One fine day I was home sick and randomly drew a figure that would pop up repeatedly in almost all of my future art endeavors. I called him the Patchwork Man and gave him his own story. 


Mostly done in pen and marker, the first also included water color.


----------



## HKayG (Oct 1, 2012)

I love him - he would look great as a fridge magnet!


----------



## Nemesis (Oct 1, 2012)

I callled the first one "None the Wiser"


----------



## Gumby (Oct 1, 2012)

I think he's adorable.  I could see this as the character in a children's book series.


----------



## Nemesis (Oct 1, 2012)

I wouldn't dare do that, his back story is horrifyling morbid, he'd fit better in an old Grimm fairy tale lol But I do agree I find my little creation cute with his big round eyes and stitched on smile


----------



## Cran (Oct 13, 2012)

Noxicity said:


> I wouldn't dare do that, his back story is horrifyling morbid, he'd fit better in an old Grimm fairy tale lol But I do agree I find my little creation cute with his big round eyes and stitched on smile


That didn't stop the Grimm tales from becoming children's stories.


----------



## Nemesis (Oct 13, 2012)

Yeah but if you read your kid an [original] Grim tale you might get charged with emotional child abuse lol.

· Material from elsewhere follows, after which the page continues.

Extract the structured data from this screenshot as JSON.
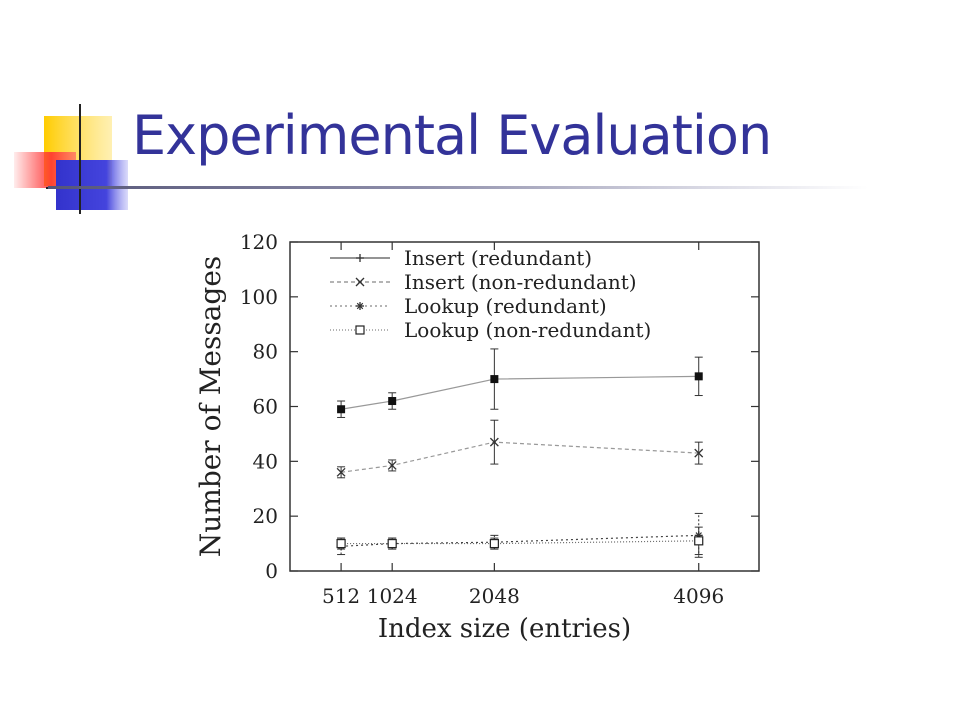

Even I was kind of "wtf?" when I read their version of Cinderella, the one where one sister cuts off her heel to fit into the shoe, and the other her toes, and then doves come out and peck the step sisters eyes out while they walk their sister down the aisle. Creepy stuff ^^


----------



## Cran (Oct 13, 2012)

Sure. That's why the 20th Century gave us Walt Disney, and Tim Burton, and Roald Dahl -
to turn the nasty creepy stuff into fun creepy stuff.


----------



## Nemesis (Feb 6, 2013)

I would love to see Tim Burton do a claymation movie with patchwork in it! ^^


----------



## dolphinlee (Feb 20, 2013)

So where is his back story? I for one would like to see it.


----------



## Nemesis (Feb 20, 2013)

If i'm ever i nt he right mood I might do it, his world is based on a series of dreams I had where the angles were all wrong, no doubt inspired by too much lovecraft ^^'


----------



## Gumby (Feb 20, 2013)

That first drawing definitely has an eerie feeling to it, an evil woods kind of thing. His sinister smile only adds to that.


----------



## Terry D (Feb 20, 2013)

Hummmm.... Lie down on my couch, my dear, und tell me about your dreams....


----------



## Nemesis (Feb 20, 2013)

No kidding Terry 

Sometimes when I look at it I think "aw, poor Patchwork doens't know he's about to be eaten by wolves" hence the title "None the Wiser"

but other times, you're right, he does look like the bearer of bad things 0_0 

In my dreams he's played both roles, but I think he might be a metaphor for something, maybe I'll figure it out when I finally get around to writing about it


----------